Now you would not necessarily consciously think to yourself "I'm doing things this way so as to humiliate most kids and encourage social shunning of the few getting top grades". That isn't the kind of things we allow to have running through our minds.
If you had any conscious thoughts about this at all, they might have to do with "holding up the bright kids as examples to the rest" and "giving each their due".
But "the meaning of a message is the response it elicits": even though a teacher's conscious motivations may not include humiliation, if humiliation routinely occurs as a result of their actions we must entertain the hypothesis that it is a fully endorsed outcome of the system.
Now if you take a step back from just "grades", one tiny component of the system, and look at the bigger picture? One thing that quickly becomes apparent is that the system has one adult in charge of twenty to forty kids, and it is in the nature of kids to be unruly. And this is supposed to last for hours on end.

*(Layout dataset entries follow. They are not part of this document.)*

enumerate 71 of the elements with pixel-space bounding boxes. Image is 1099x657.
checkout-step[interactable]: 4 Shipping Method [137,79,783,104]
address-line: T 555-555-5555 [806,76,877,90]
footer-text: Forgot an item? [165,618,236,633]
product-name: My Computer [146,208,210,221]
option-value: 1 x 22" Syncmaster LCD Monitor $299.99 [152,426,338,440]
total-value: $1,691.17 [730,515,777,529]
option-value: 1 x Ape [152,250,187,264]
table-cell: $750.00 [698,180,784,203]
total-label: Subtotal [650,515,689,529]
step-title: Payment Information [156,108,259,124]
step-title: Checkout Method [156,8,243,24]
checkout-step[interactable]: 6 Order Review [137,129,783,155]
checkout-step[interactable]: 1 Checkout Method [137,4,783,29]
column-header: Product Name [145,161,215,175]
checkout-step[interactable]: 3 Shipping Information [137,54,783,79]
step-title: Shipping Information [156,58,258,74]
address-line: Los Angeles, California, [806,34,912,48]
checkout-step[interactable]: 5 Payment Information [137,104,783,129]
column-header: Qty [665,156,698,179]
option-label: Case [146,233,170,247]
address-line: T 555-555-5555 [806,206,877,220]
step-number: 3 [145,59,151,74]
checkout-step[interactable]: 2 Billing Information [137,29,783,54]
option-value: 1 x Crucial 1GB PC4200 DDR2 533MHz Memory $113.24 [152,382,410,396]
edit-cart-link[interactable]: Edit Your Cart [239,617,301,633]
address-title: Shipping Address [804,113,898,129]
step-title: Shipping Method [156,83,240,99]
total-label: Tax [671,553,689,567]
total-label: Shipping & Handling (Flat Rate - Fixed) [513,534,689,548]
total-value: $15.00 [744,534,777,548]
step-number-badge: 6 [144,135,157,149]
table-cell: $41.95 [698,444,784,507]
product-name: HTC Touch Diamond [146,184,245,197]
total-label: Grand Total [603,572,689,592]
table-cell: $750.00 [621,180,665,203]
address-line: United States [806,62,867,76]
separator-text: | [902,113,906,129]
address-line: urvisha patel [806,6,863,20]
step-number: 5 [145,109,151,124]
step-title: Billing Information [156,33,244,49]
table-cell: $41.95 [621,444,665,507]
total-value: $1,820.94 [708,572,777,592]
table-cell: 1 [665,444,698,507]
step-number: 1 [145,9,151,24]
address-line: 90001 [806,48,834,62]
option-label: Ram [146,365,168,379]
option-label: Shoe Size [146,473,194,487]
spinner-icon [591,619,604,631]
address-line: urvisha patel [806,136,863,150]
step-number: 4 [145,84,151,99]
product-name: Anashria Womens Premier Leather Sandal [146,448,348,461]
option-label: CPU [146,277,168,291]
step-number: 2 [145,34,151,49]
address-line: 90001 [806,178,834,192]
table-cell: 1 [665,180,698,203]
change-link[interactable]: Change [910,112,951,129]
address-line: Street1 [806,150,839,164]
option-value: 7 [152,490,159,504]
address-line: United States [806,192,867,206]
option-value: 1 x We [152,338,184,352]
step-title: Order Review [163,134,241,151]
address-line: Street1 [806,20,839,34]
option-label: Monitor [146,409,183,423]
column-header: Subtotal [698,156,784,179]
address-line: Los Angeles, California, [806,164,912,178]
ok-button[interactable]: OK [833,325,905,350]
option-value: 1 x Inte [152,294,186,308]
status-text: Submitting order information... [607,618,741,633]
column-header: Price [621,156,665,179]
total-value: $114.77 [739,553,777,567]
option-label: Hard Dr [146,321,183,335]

So we should not be surprised that the system includes provisions (more than one) whereby the teacher is encouraged to assert their authority over the kids, to somehow "keep them in line".
Humiliation and praise can serve as motivation factors, not necessarily to train compliance.
Any evidence to back that up? If you wanted to design a system to result in maximum student motivation, and you had done even a modest amount of research on the topic of motivation, I'm pretty sure you would not do it that way.
Evidence to back up what? That threat of humiliation when failing exam can motivate people to learn more? I find it obvious. At least it works for me.
I don't say it's the optimal way to motivate. That doesn't exclude the possibility (quite probable in my opinion) that most people in charge (from teachers to education ministry bureaucrats) who consciously endorse the practice think it is.
It even seems to me that motivation is essential part of your hypothesis. The praise and humiliation aren't indiscriminate, they serve as reward and punishment. The questions are what is rewarded more, whether learning or compliance, and what certain people believe is the main purpose.
(I think that school rewards both learning and compliance, just don't think that mere existence of humiliation and praise is evidence for either being more important.)